Feb 23

Teaching Recall – Does Your Dog Come When Called?

Does your dog get excited when you say “Let’s go for a walk” or “Let’s go for a ride” but doesn’t come running when you call him?  You are not alone! Many of my students experience the same thing.  Reward is the key.  When you ask your dog if he wants to go for a walk or ride, he is rewarded with a walk or ride. On the other hand, when you call your dog to come to you, his fun usually stops.  By stopping, I mean he has to come inside before he is ready or you put his leash on him to leave the dog park. There is no reward.

Teaching your dog to come when called is not only an important command, but it is fairly easy to teach. When teaching recall, this is the one time you don’t want to skimp on the healthy pet treats!  I always use something my dogs absolutely love when teaching recall as well as a lower value dog treat.

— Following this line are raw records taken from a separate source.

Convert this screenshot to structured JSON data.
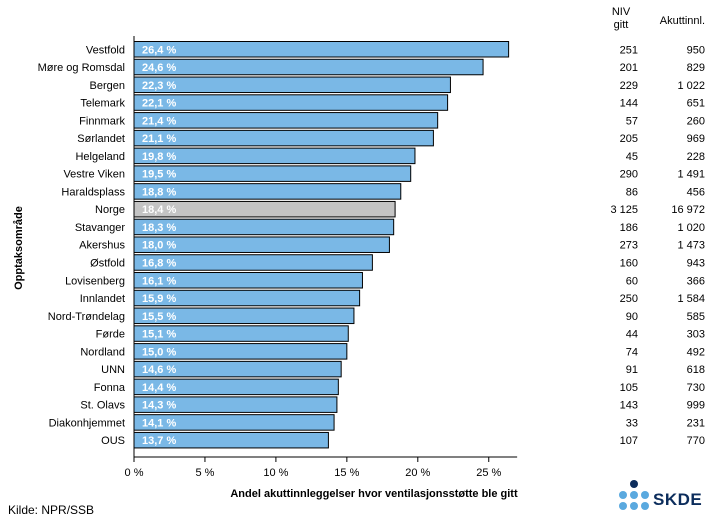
{
  "chart_data": {
    "type": "bar",
    "orientation": "horizontal",
    "categories": [
      "Vestfold",
      "Møre og Romsdal",
      "Bergen",
      "Telemark",
      "Finnmark",
      "Sørlandet",
      "Helgeland",
      "Vestre Viken",
      "Haraldsplass",
      "Norge",
      "Stavanger",
      "Akershus",
      "Østfold",
      "Lovisenberg",
      "Innlandet",
      "Nord-Trøndelag",
      "Førde",
      "Nordland",
      "UNN",
      "Fonna",
      "St. Olavs",
      "Diakonhjemmet",
      "OUS"
    ],
    "values": [
      26.4,
      24.6,
      22.3,
      22.1,
      21.4,
      21.1,
      19.8,
      19.5,
      18.8,
      18.4,
      18.3,
      18.0,
      16.8,
      16.1,
      15.9,
      15.5,
      15.1,
      15.0,
      14.6,
      14.4,
      14.3,
      14.1,
      13.7
    ],
    "value_labels": [
      "26,4 %",
      "24,6 %",
      "22,3 %",
      "22,1 %",
      "21,4 %",
      "21,1 %",
      "19,8 %",
      "19,5 %",
      "18,8 %",
      "18,4 %",
      "18,3 %",
      "18,0 %",
      "16,8 %",
      "16,1 %",
      "15,9 %",
      "15,5 %",
      "15,1 %",
      "15,0 %",
      "14,6 %",
      "14,4 %",
      "14,3 %",
      "14,1 %",
      "13,7 %"
    ],
    "highlight_category": "Norge",
    "colors": {
      "bar": "#7ab8e6",
      "highlight": "#c4c4c4",
      "outline": "#000000",
      "label": "#ffffff"
    },
    "xlabel": "Andel akuttinnleggelser hvor ventilasjonsstøtte ble gitt",
    "ylabel": "Opptaksområde",
    "xlim": [
      0,
      27
    ],
    "xticks": [
      0,
      5,
      10,
      15,
      20,
      25
    ],
    "xtick_labels": [
      "0 %",
      "5 %",
      "10 %",
      "15 %",
      "20 %",
      "25 %"
    ],
    "grid": false,
    "table": {
      "headers": [
        "NIV\ngitt",
        "Akuttinnl."
      ],
      "columns": [
        [
          "251",
          "201",
          "229",
          "144",
          "57",
          "205",
          "45",
          "290",
          "86",
          "3 125",
          "186",
          "273",
          "160",
          "60",
          "250",
          "90",
          "44",
          "74",
          "91",
          "105",
          "143",
          "33",
          "107"
        ],
        [
          "950",
          "829",
          "1 022",
          "651",
          "260",
          "969",
          "228",
          "1 491",
          "456",
          "16 972",
          "1 020",
          "1 473",
          "943",
          "366",
          "1 584",
          "585",
          "303",
          "492",
          "618",
          "730",
          "999",
          "231",
          "770"
        ]
      ]
    }
  },
  "footer": {
    "source": "Kilde: NPR/SSB"
  },
  "logo": {
    "text": "SKDE"
  }
}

To teaching recall, start inside where there are few distractions. Choose a word that you will only use when calling your dog.  If you have been using the word “come” and your dog is not responding, choose something different such as “here”.  Start with your dog on his dog leash, back up few feet while tempting him with his favorite healthy pet treat and say his name followed by your recall word. When he reaches you, give him the dog treat and lots of praise.  Repeat this until he will come to without tempting him, but continue to treat and praise him when he reaches you.

Once he is consistently coming to you without luring, slowly increase the distance and distractions.  It’s best to move the training to your back yard at this point, keeping your dog on his leash.  When increasing distance, it is helpful to have a partner.  Have someone hold your dog while you move approximately 10′ away, call your dog’s name followed by your recall word.   When he reaches you, treat and praise.

Now that you have accomplished your dog coming to you in your house and yard every time you call him, you will want to start practicing in other areas. Make sure the areas are safe and that your dog cannot run off if he doesn’t respond.  I find that using a longer training leash is helpful at this stage.  I start with a 30′ leash because I can work at shorter distances and don’t have to buy a new one every time I want to increase the distance. Again, it’s helpful to have an assistant that can hold the end of the leash while you call your dog.

Here are some things to keep in mind while teaching your dog to come that will make it easier and help him learn much faster.

1. Do not use your recall word unless you know your dog is going to come all the way to you.

2. Never call your dog to you to punish him.

3. While at the dog park or in the back yard, entice your dog to come to you, grab his collar, give him a healthy pet treat and let him go play. This teaches him that fun doesn’t always stop when you call him.

4. If you call your dog to you, and he takes his time, you can treat and praise him but use the lower value dog treat.  If he comes immediately, he gets the best treat and you praise him like he just won the Boston Marathon!

5.  Practice, practice, practice.  The more you work with him, the better and quicker he will learn come when called.

Remember, it is best to contact your local dog trainer to help you put a complete training plan together to insure that your dog becomes a well-rounded canine citizen.  Training helps you and your dog build a lifelong bond.